There are plenty of data-centric approaches at this point – aiming to find patterns in the data, for example by combining data fusion, data mining, and machine learning tools; there are virtual laboratories like NeCTAR which aim to streamline research workflows; and there is the Australian National Data Service, which aims to preserve relevant data (but has difficulties distinguishing data from primary materials in the humanities).

Much pre-digital humanities research also generated vast data resources, of course – and these were often ill-defined and poorly organised; but researchers already annotated, excerpted, cited, categorised, stored, copied, shared, and eventually digitised, and these personal practices (for example in historical research) translate relatively straightforwardly to digital practices.

In addition to such personal collections, large industrialised and institutional collections also pre-exist the digital turn – but these (even where they have moved online) still provide little functionality beyond mere search. Some moves towards user annotation and informational crowdsourcing are now beginning to happen, but still have very far to go. And we need further interlinked, large-scale research infrastructure which connects these individual repositories.

This is where linked data comes in – there’s a need for URIs for each entity, and linkage data connecting those entities; on the open Web, billions of such entities and linkages already exist, and similar linked data descriptors need to be deployed for the entities in our data repositories.

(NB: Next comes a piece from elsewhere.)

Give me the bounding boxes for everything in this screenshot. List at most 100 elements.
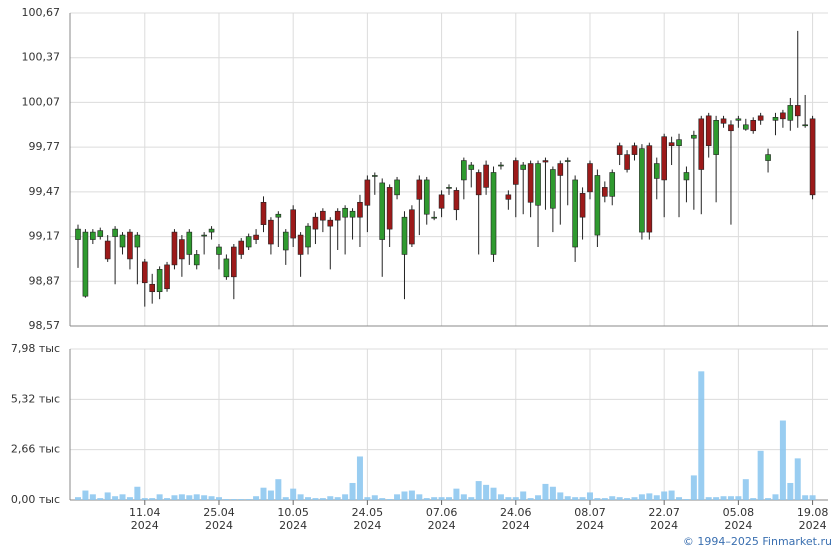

This is even more difficult than it sounds already, since there may be different terminologies which can be applied to those repositories (and in doing so change the nature of entities and their links), and since the facilities for browsing and searching this ocean of linked data must also be developed and made available.

Multiple naming schemes for describing entities and relationships are necessary, therefore; there is no single authoritative vocabulary. This is necessarily also a permanent work-in-progress; it will never be complete, and there is no final structure to work towards. Categories of data are themselves entities, and hierarchical categorisation has only limited use; relationships between entities are crucial, and the network graph is the main structure underlying all of this. The overall focus is on organising knowledge and meaning (whatever those terms actually mean), not on organising collections and objects; and collaborative activities around such knowledge must be enabled.

Immediately, this raises the question of ‘whose meaning’; who gets to ascribe those meanings, and is there a potential for alternative, ‘citizen humanities’ interpretations here, or would that undermine scholarly and curatorial authority? Further, questions of scale need to be considered: this is an expanding universe, but zooming in and out of the total dataset much also be supported. And such zooming must also be allowed to happen along the temporal dimension – filtering the network graph for specific periods, which also raises questions of representing causal relationships in the graph.